Highlights & Insights¶
- The causal chain analysis — logit divergence → row entropy as sink measure → sink amplifies hallucination — is a distinctive diagnostic contribution spanning three coherent observations.
- Attention row entropy as a real-time measure of sink intensity is a significant contribution, being more efficient than OPERA's column-sum method (no backtracking required).
- The theoretical derivation is elegant: EMA smoothing optimality is rigorously derived from Bayesian MAP estimation.
- Simultaneous improvement in both precision and recall (a tradeoff that undermines most competing methods) is the core competitive advantage of the approach.
- Inference overhead is negligible (+7% latency, unchanged memory), making the method highly practical.
Limitations & Future Work¶
- \(\lambda_{ref}\) requires manual tuning per model, though it can be fixed across benchmarks.
- Validation is limited to 7B-scale models; effectiveness on 70B+ models remains to be verified.
- Evaluation is currently restricted to image captioning; performance on VQA, dialogue, and other tasks is unknown.

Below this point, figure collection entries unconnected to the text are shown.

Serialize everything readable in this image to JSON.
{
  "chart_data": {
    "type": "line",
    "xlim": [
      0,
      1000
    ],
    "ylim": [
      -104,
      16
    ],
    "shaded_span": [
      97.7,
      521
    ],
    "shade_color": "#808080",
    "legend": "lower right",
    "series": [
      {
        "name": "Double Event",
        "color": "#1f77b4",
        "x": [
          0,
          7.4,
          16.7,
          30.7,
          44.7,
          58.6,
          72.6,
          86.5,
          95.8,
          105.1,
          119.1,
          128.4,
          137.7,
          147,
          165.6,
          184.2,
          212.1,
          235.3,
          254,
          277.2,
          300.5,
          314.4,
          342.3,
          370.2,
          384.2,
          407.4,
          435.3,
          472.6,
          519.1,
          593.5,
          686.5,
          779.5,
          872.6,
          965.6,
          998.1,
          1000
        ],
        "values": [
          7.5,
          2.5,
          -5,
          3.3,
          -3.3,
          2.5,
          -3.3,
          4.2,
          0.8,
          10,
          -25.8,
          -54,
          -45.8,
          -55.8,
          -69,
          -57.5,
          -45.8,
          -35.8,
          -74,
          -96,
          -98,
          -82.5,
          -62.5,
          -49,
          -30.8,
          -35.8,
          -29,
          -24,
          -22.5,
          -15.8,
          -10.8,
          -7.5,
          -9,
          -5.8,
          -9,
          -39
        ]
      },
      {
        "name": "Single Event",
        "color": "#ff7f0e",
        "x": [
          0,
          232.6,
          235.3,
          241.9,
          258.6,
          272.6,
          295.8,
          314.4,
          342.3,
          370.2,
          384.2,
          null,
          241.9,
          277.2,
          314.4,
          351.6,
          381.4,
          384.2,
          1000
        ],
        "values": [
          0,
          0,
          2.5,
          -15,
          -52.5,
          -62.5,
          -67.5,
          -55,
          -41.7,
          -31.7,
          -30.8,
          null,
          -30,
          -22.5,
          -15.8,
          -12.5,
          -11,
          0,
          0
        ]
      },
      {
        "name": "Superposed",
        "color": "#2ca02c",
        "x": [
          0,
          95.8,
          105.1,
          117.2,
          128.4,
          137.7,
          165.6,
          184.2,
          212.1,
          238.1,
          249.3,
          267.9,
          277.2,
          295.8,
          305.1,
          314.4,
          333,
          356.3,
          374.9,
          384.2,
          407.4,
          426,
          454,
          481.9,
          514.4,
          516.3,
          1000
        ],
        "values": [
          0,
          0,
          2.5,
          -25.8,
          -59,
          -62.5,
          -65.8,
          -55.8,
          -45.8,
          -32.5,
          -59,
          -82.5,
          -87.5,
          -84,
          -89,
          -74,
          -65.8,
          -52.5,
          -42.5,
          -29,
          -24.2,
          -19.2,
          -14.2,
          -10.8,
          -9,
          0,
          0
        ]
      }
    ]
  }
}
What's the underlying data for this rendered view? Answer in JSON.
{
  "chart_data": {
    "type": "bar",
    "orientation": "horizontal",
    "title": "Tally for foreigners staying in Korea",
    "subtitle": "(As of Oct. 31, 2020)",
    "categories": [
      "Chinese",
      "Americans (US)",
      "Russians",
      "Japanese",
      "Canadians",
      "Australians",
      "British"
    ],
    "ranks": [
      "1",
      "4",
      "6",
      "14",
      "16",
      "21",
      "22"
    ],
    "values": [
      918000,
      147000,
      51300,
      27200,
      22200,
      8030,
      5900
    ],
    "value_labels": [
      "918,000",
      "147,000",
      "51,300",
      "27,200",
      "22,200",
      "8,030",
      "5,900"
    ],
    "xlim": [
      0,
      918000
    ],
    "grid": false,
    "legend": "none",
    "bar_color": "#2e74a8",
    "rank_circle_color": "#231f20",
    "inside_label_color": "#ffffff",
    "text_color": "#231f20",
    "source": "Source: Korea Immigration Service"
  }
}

- The EMA window is fixed at one step (only the preceding token is used); a longer window may yield further improvements.
Related Work & Insights¶
- vs. VCD (contrastive decoding): VCD substantially reduces recall (F1 71.1); KVSmooth improves both precision and recall simultaneously (F1 79.2).
- vs. OPERA (attention penalization): OPERA requires backtracking to redistribute attention, resulting in 10× slower inference; KVSmooth introduces virtually no additional overhead.
- vs. PAI/MiddleLayer (attention redistribution): These methods improve precision at the cost of recall; KVSmooth uses the adaptive mechanism to precisely identify tokens requiring smoothing.
- vs. PruneHal (KV pruning): PruneHal removes redundant tokens; KVSmooth retains all tokens while modulating their influence.
- The row entropy metric is transferable to anomalous attention detection scenarios; EMA smoothing of the KV-Cache can be combined with quantization and pruning techniques.
Rating¶
⭐⭐⭐⭐⭐ (4.5/5)
- Novelty ⭐⭐⭐⭐: The causal analysis linking row entropy → sink → hallucination is novel, and the perspective of EMA smoothing on the KV-Cache is unique.
- Experimental Thoroughness ⭐⭐⭐⭐⭐: 4 benchmarks × 3 models + PR curves + efficiency analysis + extensive ablations.
- Writing Quality ⭐⭐⭐⭐⭐: The logical chain from observation → derivation → method → validation is exceptionally clear.
- Value ⭐⭐⭐⭐: A training-free, plug-and-play hallucination mitigation solution with virtually zero overhead.